Police have completed a criminal investigation into the actions of a Kelowna RCMP officer during a wellness check on a UBC Okanagan student earlier this year.
In January, Const. Lacey Browning was dispatched to check on nursing student Mona Wang after her boyfriend called police because he was concerned for her safety. Video camera footage shows the officer dragging Wang down a hallway, pulling on her hair and stepping on her head.
“With respect to the ongoing matters, we can confirm that the criminal investigation into the previous allegations has been completed and is now subject to an external review by the Abbotsford Police Department,” said a statement from RCMP staff Sgt. Janelle Shoihet.
Once the Abbotsford PD review is completed, the materials will be sent to the BC Prosecution Service for a decision on whether charges will be laid. No timeline was given.
In the meantime, an internal code of conduct investigation continues, as Browning remains on administrative leave.
Wang is now suing Browning, the police and provincial and federal governments over her treatment.
More than 377,000 people have signed an online petition that calls for Browning to be fired and charged with assault over the incident.
“I'm sure we can all agree that the use of force that Wang was subjected to was definitely neither ‘limited’ nor ‘reasonable’ or ‘necessary.’ Browning's job was to de-escalate a situation and help someone in a mental-health crisis,” said the petition.

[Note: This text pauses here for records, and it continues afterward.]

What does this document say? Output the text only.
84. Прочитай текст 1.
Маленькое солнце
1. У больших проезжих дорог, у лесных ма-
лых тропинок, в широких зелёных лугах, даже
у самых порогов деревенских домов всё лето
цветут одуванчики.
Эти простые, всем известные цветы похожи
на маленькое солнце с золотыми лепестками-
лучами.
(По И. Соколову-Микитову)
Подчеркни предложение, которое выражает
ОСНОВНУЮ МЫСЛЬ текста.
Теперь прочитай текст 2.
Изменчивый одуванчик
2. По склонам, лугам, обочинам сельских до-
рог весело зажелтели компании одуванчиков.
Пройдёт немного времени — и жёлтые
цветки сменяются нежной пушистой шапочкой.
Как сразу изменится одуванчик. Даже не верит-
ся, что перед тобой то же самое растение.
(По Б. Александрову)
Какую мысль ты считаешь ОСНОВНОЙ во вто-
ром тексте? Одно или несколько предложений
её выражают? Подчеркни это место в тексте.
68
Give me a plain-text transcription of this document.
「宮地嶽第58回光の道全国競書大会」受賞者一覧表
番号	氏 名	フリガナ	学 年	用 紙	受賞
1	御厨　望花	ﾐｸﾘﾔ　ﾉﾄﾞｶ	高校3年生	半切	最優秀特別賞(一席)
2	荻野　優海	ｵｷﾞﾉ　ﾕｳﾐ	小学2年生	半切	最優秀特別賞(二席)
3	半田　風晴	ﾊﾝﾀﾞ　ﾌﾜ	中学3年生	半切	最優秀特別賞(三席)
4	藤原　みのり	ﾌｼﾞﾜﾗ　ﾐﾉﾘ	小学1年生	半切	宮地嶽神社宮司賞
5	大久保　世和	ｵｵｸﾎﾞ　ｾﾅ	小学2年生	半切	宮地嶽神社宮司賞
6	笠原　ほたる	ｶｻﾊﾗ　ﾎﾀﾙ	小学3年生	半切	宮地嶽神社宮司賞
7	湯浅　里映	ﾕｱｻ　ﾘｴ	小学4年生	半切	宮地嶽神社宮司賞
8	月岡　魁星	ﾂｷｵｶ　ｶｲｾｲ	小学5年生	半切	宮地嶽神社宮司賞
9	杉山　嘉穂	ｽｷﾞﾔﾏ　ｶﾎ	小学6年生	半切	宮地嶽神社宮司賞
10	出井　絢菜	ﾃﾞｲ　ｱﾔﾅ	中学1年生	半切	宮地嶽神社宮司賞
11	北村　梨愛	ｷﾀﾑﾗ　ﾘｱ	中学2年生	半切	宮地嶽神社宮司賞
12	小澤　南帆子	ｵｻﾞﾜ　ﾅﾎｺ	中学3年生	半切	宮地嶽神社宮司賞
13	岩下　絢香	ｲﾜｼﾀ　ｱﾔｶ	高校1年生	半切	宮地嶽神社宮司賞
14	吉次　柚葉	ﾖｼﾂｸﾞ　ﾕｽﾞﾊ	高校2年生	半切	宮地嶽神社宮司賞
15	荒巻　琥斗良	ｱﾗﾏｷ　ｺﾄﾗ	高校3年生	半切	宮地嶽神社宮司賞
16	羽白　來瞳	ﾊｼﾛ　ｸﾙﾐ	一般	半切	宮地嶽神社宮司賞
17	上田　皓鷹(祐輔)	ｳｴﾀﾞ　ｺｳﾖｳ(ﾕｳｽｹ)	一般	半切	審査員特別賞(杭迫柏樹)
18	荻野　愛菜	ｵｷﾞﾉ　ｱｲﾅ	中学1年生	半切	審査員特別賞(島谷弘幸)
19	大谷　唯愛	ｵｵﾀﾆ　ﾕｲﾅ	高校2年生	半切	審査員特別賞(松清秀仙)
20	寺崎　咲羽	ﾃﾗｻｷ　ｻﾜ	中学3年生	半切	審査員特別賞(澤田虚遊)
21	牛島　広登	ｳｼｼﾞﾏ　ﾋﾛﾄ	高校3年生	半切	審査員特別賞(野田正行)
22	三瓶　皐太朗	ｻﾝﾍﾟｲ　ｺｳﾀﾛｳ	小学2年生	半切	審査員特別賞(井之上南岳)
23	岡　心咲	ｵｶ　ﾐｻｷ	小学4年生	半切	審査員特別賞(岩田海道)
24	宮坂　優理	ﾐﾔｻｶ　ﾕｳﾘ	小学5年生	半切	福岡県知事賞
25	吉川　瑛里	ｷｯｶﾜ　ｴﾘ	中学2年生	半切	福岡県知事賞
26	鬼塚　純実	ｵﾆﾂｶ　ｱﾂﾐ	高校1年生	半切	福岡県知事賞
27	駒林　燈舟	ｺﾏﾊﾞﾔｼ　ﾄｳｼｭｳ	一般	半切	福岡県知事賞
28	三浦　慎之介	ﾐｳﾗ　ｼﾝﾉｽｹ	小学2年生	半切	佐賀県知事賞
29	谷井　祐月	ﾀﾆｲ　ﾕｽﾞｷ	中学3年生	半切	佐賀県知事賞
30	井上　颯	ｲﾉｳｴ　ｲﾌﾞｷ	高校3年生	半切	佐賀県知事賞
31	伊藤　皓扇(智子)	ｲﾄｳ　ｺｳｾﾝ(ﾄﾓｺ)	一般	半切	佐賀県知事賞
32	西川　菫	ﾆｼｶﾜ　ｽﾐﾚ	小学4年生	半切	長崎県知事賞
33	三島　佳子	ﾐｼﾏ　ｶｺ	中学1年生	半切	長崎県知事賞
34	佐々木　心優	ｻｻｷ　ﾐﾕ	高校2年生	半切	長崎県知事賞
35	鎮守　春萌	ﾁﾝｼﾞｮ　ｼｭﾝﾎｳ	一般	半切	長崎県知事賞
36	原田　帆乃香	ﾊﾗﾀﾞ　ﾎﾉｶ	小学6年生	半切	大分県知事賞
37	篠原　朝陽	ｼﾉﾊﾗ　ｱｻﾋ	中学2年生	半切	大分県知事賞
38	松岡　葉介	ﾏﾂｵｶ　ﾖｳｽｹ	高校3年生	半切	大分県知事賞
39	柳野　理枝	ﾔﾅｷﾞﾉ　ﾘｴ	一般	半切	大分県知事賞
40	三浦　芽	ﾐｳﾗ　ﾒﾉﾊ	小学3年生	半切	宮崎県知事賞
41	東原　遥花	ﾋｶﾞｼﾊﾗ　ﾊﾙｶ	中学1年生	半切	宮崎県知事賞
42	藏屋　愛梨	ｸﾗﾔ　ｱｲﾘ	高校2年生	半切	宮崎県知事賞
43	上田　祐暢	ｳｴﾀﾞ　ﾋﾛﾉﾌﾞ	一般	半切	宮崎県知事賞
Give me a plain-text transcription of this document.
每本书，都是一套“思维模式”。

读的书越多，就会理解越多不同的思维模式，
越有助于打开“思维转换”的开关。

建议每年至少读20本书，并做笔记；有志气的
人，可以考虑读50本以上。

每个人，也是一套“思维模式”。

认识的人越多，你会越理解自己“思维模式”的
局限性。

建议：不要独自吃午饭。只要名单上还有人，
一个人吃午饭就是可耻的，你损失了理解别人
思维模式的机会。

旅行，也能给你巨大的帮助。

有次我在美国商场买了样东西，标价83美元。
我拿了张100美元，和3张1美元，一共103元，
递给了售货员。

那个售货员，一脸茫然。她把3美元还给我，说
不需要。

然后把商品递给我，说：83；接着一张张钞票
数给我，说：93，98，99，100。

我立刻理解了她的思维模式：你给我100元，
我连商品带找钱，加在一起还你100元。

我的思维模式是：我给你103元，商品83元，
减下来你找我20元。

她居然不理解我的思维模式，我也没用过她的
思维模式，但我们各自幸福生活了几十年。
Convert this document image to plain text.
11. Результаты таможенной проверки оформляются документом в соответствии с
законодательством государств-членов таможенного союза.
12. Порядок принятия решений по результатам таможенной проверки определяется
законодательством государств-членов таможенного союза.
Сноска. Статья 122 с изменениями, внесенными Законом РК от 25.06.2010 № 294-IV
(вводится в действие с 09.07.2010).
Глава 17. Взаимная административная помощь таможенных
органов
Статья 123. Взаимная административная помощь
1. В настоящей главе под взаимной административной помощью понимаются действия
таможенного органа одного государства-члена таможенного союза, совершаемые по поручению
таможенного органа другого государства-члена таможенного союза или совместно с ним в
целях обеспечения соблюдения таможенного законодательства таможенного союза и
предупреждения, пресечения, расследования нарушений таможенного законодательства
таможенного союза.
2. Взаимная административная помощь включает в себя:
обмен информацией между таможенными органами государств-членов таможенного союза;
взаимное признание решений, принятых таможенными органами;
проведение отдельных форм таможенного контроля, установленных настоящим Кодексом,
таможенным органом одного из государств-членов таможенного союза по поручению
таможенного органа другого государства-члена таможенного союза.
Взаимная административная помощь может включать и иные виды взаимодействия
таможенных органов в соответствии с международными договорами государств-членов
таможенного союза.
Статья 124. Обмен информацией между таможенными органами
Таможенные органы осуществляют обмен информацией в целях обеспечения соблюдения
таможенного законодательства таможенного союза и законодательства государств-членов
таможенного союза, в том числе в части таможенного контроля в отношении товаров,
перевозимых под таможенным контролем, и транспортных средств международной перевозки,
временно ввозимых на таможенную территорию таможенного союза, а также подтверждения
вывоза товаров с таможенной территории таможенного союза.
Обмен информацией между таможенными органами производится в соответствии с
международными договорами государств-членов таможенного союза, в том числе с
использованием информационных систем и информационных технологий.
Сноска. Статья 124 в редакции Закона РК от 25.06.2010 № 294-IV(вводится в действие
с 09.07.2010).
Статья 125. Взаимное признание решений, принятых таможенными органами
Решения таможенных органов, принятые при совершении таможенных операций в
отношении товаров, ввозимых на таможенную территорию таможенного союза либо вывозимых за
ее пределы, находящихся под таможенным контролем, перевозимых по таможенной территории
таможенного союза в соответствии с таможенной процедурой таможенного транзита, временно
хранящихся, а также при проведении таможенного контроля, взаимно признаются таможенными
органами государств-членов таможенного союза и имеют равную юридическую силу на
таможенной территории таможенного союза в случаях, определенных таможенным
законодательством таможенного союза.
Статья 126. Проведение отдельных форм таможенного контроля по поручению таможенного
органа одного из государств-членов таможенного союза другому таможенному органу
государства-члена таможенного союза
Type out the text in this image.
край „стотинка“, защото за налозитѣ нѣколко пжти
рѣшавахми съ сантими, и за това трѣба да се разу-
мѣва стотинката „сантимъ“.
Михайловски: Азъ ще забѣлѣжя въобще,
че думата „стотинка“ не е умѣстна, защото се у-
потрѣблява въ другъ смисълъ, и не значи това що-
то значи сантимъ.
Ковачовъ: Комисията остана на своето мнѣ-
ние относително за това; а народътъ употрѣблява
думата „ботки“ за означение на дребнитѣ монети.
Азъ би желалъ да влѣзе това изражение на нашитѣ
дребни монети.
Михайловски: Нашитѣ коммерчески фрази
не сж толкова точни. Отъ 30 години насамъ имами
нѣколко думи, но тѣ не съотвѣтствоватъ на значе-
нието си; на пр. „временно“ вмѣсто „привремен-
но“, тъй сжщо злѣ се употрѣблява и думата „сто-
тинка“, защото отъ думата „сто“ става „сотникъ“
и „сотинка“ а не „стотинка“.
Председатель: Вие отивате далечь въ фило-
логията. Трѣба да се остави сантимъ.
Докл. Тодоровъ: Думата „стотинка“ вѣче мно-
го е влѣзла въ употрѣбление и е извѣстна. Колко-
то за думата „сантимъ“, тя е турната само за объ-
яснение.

“We need to do better for our citizens struggling with their mental health. They should be met with trained professionals, not uniformed officers. The most vulnerable people in our communities should not be dragged down hallways, pulled by the hair, and stepped on in their times of need.”
Rallies in support of Wang have taken place in Kelowna, Vancouver, Richmond and Surrey.
The RCMP also said a new civil claim has been filed that deals with allegations from an incident in January 2016 that was not previously reported to the RCMP.
“While we have not been formally served, typically what happens is that once served the civil matter will be reviewed and addressed by the Department of Justice through the normal civil processes,” said Shoihet. “The allegations are also being reviewed to determine if there are any other actions that need to be taken.”